Sarah Hearn - Microbial Universe

Microbial Universe is a site-specific installation including 101 colorful felted microbes suspended in a black void. The microbes mimic stars and planets dispersed among the fabric of our universe. The piece also reflects the multitudes of microbes and the traces of stardust within each of us. Microbial Universe highlights the unnoticed presence of microbial worlds in our daily life. The effects, which we are just beginning to fathom.

Kel Mur - Forbidden Fruit

Forbidden Fruit is a site specific installation that examines the course of natural decay. Locally sourced apples have been placed within the artpost so that their natural routine of decay can be observed and contemplated. The apples are pulled from nature and separated from it by the glass, but will fade away. Witnessing death can change us abruptly in mind, body, and spirit. Forbidden Fruit, confronts us with decay and our frequent cultural dissociation from it. The rotting apples, kept away from the ground, struggle to return to where they came from.

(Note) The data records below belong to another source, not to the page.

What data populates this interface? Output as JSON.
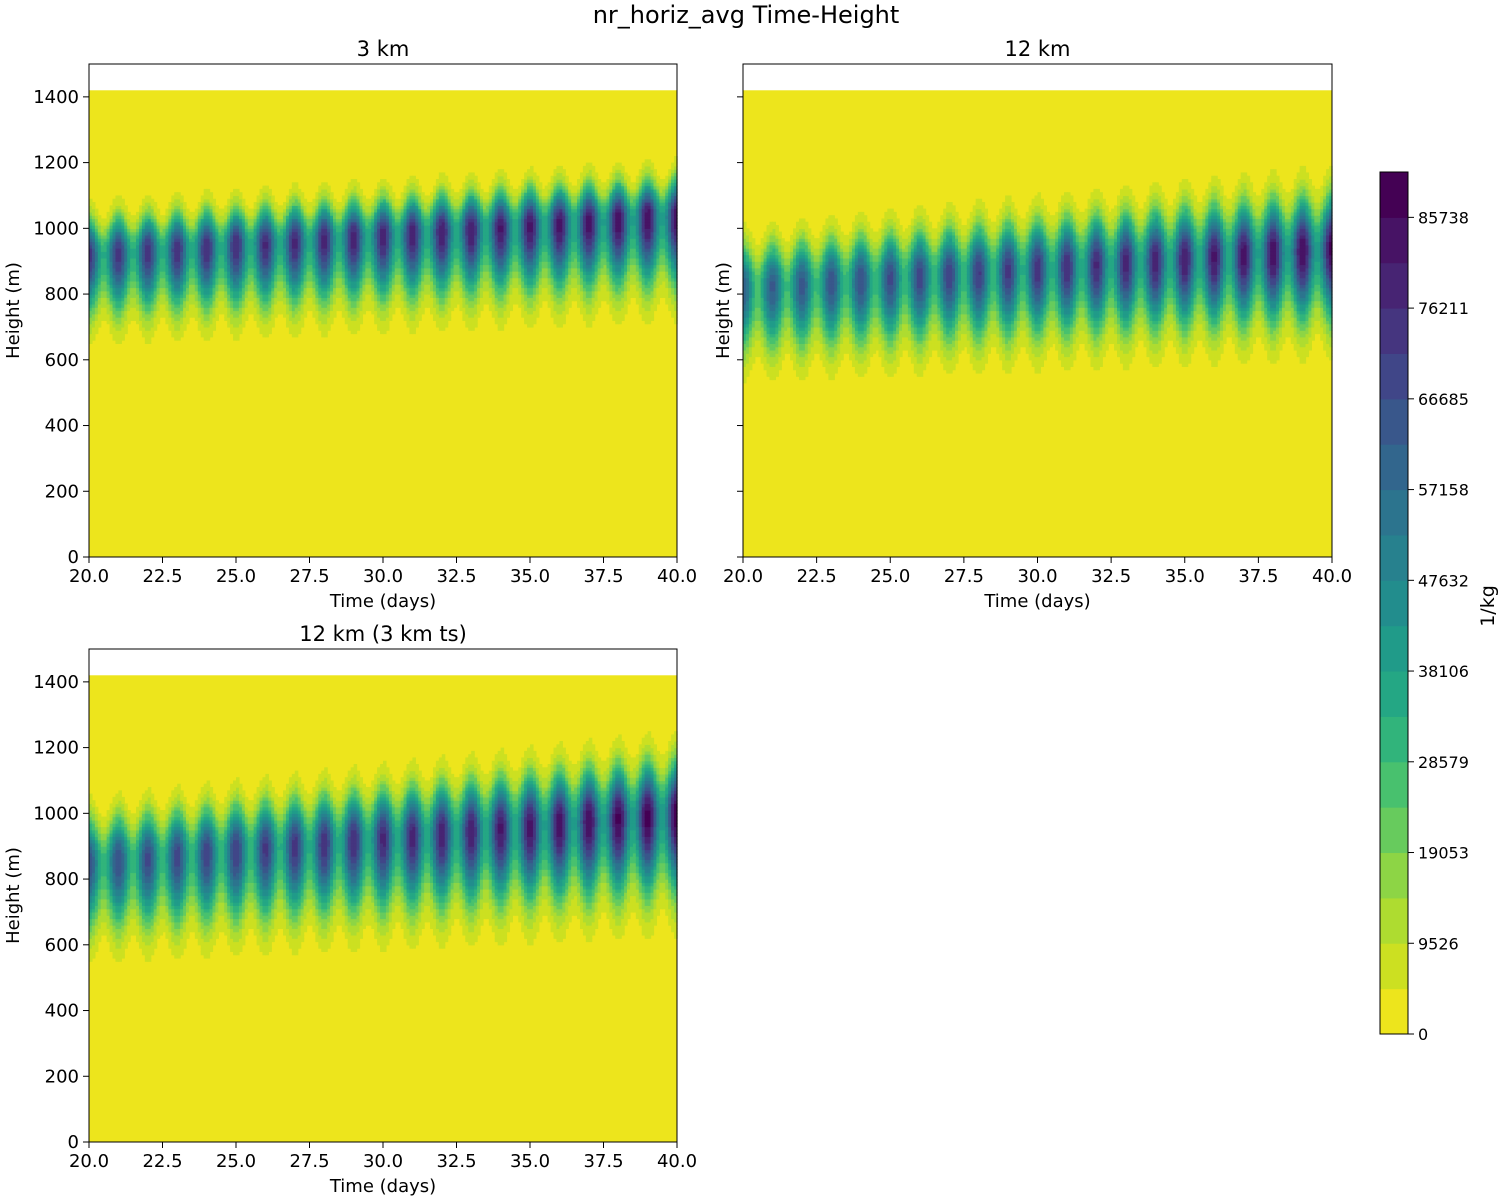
{
  "figure": {
    "suptitle": "nr_horiz_avg Time-Height"
  },
  "colors": {
    "viridis_stops": [
      "#ede51c",
      "#c3df23",
      "#9dd93b",
      "#6ccd5a",
      "#43bf71",
      "#28ae80",
      "#1f9f88",
      "#228d8d",
      "#287d8e",
      "#2f6c8e",
      "#38598c",
      "#414487",
      "#472d7b",
      "#48186a",
      "#440154"
    ]
  },
  "chart_data": [
    {
      "type": "heatmap",
      "subtype": "filled-contour",
      "title": "3 km",
      "xlabel": "Time (days)",
      "ylabel": "Height (m)",
      "xlim": [
        20.0,
        40.0
      ],
      "ylim": [
        0,
        1500
      ],
      "xticks": [
        "20.0",
        "22.5",
        "25.0",
        "27.5",
        "30.0",
        "32.5",
        "35.0",
        "37.5",
        "40.0"
      ],
      "yticks": [
        "0",
        "200",
        "400",
        "600",
        "800",
        "1000",
        "1200",
        "1400"
      ],
      "data_top_height_m": 1420,
      "max_value_start": 74000,
      "max_value_end": 86000,
      "center_height_start_m": 920,
      "center_height_end_m": 1040,
      "cloud_base_start_m": 580,
      "cloud_base_end_m": 640,
      "cloud_top_start_m": 1120,
      "cloud_top_end_m": 1240,
      "cycles": 20
    },
    {
      "type": "heatmap",
      "subtype": "filled-contour",
      "title": "12 km",
      "xlabel": "Time (days)",
      "ylabel": "Height (m)",
      "xlim": [
        20.0,
        40.0
      ],
      "ylim": [
        0,
        1500
      ],
      "xticks": [
        "20.0",
        "22.5",
        "25.0",
        "27.5",
        "30.0",
        "32.5",
        "35.0",
        "37.5",
        "40.0"
      ],
      "yticks": [],
      "data_top_height_m": 1420,
      "max_value_start": 62000,
      "max_value_end": 88000,
      "center_height_start_m": 820,
      "center_height_end_m": 940,
      "cloud_base_start_m": 450,
      "cloud_base_end_m": 520,
      "cloud_top_start_m": 1060,
      "cloud_top_end_m": 1240,
      "cycles": 20
    },
    {
      "type": "heatmap",
      "subtype": "filled-contour",
      "title": "12 km (3 km ts)",
      "xlabel": "Time (days)",
      "ylabel": "Height (m)",
      "xlim": [
        20.0,
        40.0
      ],
      "ylim": [
        0,
        1500
      ],
      "xticks": [
        "20.0",
        "22.5",
        "25.0",
        "27.5",
        "30.0",
        "32.5",
        "35.0",
        "37.5",
        "40.0"
      ],
      "yticks": [
        "0",
        "200",
        "400",
        "600",
        "800",
        "1000",
        "1200",
        "1400"
      ],
      "data_top_height_m": 1420,
      "max_value_start": 66000,
      "max_value_end": 90000,
      "center_height_start_m": 850,
      "center_height_end_m": 1000,
      "cloud_base_start_m": 460,
      "cloud_base_end_m": 540,
      "cloud_top_start_m": 1100,
      "cloud_top_end_m": 1300,
      "cycles": 20
    },
    {
      "type": "colorbar",
      "label": "1/kg",
      "range": [
        0,
        90500
      ],
      "levels": 19,
      "ticks": [
        "0",
        "9526",
        "19053",
        "28579",
        "38106",
        "47632",
        "57158",
        "66685",
        "76211",
        "85738"
      ],
      "tick_values": [
        0,
        9526,
        19053,
        28579,
        38106,
        47632,
        57158,
        66685,
        76211,
        85738
      ]
    }
  ]
}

Gabrielle Schaub - Garden Bed

Garden Bed embraces fluctuation in terms of materiality and imagery. This depiction uses aged timber as a framing device and cardboard as a substrate. Referencing cycles of consumption and visible signs of wear, the piece illustrates deterioration over time. The ambiguous and ephemeral nature of the landscape emphasizes life on earth. Using vibrant rhythmic color to symbolize diversity in experiences and ecosystems, Schaub is interested in blurring the binary of “human vs nature” in order to consider the potential of our infinite interrelations.